Along the way, he was learning everything else that went into a college program — aided in that pursuit by the teams he was working with. Youncofski played a role, however small, in the success of some memorable squads, one of which made it to the national title game.
“Obviously being around such high-level players, you’re going to learn more,” he said. “Obviously a great coaching staff, but that run that we had during that time, that was the Morris twins, Thomas Robinson, Ben McLemore, high, high, high level NBA players.”
He added that the experience of being around such a high-caliber team early on allowed him in successive years to “tap into, OK, this is what we were doing around that time.”
“Just being around winning gets you used to winning,” he said, “which is a good thing because you want to be around winning as much as you can.”
After graduation, Youncofski went right into his program assistant job with Cincinnati and received mentorship from longtime Mick Cronin assistant Darren Savino — who, as Dooley points out, is another Hurley guy who played at Saint Anthony. Youncofski said in his early years he saw “tremendous growth” simply because he no longer had to attend college classes.
Initially, he took care of “random things” for Cronin. Then he and Savino gave him more and more opportunities to help scout opponents, evaluate recruiting video and so on.
Youncofski said he had to learn to be more vocal, because a student manager must be — as he says to this day — “seen, not heard” — which is quite the contrast from a full coaching staff member.
By the 2018-19 season, he became a full-fledged assistant coach for the first time.
In spending six years at Cincinnati, Youncofski got a different perspective from what he had at KU. For one thing, UC wasn’t getting the same kind of top-notch recruits, but Cronin and Savino still managed to mold players into NBA Draft picks — Youncofski observed how they went about that development process. In addition, because of Cronin’s elite scouting ability, the Bearcats took on a bunch of different defensive techniques — “we pressed, we’d switch man to man, we’d play matchup zone defense” — so Youncofski learned “there’s a lot of different ways to skin a cat.”
Later, Youncofski spent one year with Cronin at UCLA. That was in a director of recruiting role, the sort of responsibility that had been far removed from his initial coaching experience but that he got to know much better over the years.
“Any time the staff was together I’d be sitting there,” he said. “As those guys would start talking about recruiting and I’d be exposed to some of the names and some of what was going on, naturally, me being a curious person, I’d watch video on these guys, develop my own opinion.”
Youncofski and Dooley have kept in touch over the years; Dooley remembered reaching out to Youncofski for thoughts on players in LMU’s league that had entered the transfer portal.
He remained in Los Angeles at LMU for four seasons before making the jump to St.
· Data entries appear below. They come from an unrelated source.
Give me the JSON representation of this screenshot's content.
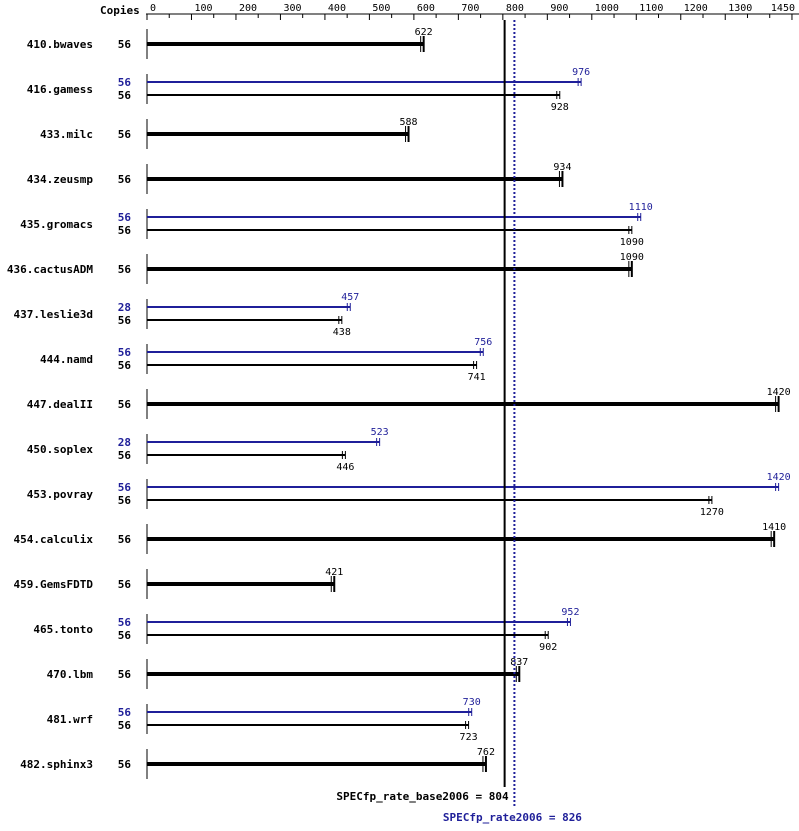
{
  "chart_data": {
    "type": "bar",
    "xlabel": "",
    "ylabel": "",
    "copies_header": "Copies",
    "xlim": [
      0,
      1450
    ],
    "ticks": [
      0,
      100,
      200,
      300,
      400,
      500,
      600,
      700,
      800,
      900,
      1000,
      1100,
      1200,
      1300,
      1450
    ],
    "benchmarks": [
      {
        "name": "410.bwaves",
        "base_copies": 56,
        "base": 622,
        "peak_copies": null,
        "peak": null
      },
      {
        "name": "416.gamess",
        "base_copies": 56,
        "base": 928,
        "peak_copies": 56,
        "peak": 976
      },
      {
        "name": "433.milc",
        "base_copies": 56,
        "base": 588,
        "peak_copies": null,
        "peak": null
      },
      {
        "name": "434.zeusmp",
        "base_copies": 56,
        "base": 934,
        "peak_copies": null,
        "peak": null
      },
      {
        "name": "435.gromacs",
        "base_copies": 56,
        "base": 1090,
        "peak_copies": 56,
        "peak": 1110
      },
      {
        "name": "436.cactusADM",
        "base_copies": 56,
        "base": 1090,
        "peak_copies": null,
        "peak": null
      },
      {
        "name": "437.leslie3d",
        "base_copies": 56,
        "base": 438,
        "peak_copies": 28,
        "peak": 457
      },
      {
        "name": "444.namd",
        "base_copies": 56,
        "base": 741,
        "peak_copies": 56,
        "peak": 756
      },
      {
        "name": "447.dealII",
        "base_copies": 56,
        "base": 1420,
        "peak_copies": null,
        "peak": null
      },
      {
        "name": "450.soplex",
        "base_copies": 56,
        "base": 446,
        "peak_copies": 28,
        "peak": 523
      },
      {
        "name": "453.povray",
        "base_copies": 56,
        "base": 1270,
        "peak_copies": 56,
        "peak": 1420
      },
      {
        "name": "454.calculix",
        "base_copies": 56,
        "base": 1410,
        "peak_copies": null,
        "peak": null
      },
      {
        "name": "459.GemsFDTD",
        "base_copies": 56,
        "base": 421,
        "peak_copies": null,
        "peak": null
      },
      {
        "name": "465.tonto",
        "base_copies": 56,
        "base": 902,
        "peak_copies": 56,
        "peak": 952
      },
      {
        "name": "470.lbm",
        "base_copies": 56,
        "base": 837,
        "peak_copies": null,
        "peak": null
      },
      {
        "name": "481.wrf",
        "base_copies": 56,
        "base": 723,
        "peak_copies": 56,
        "peak": 730
      },
      {
        "name": "482.sphinx3",
        "base_copies": 56,
        "base": 762,
        "peak_copies": null,
        "peak": null
      }
    ],
    "reference_lines": {
      "base": {
        "label": "SPECfp_rate_base2006 = 804",
        "value": 804
      },
      "peak": {
        "label": "SPECfp_rate2006 = 826",
        "value": 826
      }
    },
    "colors": {
      "base": "#000000",
      "peak": "#1f1f99"
    }
  }
}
John’s, and now Youncofski is back in the Northeast. As it happened, the St. John’s director of basketball operations position was not that long ago occupied by one of Youncofski’s fellow KU student managers in the early 2010s, Chris Huey.
“Obviously it’s just an unbelievable opportunity to work for a Hall of Fame coach at a great program, with a great staff,” Youncofski said. “This is closer to home for me. It’s just been awesome so far. It’s only been a couple months, but (I’m) just extremely grateful to be here at St. John’s.”
Between having worked for Self, Cronin and Pitino, he characterized himself as “the luckiest guy in college basketball.”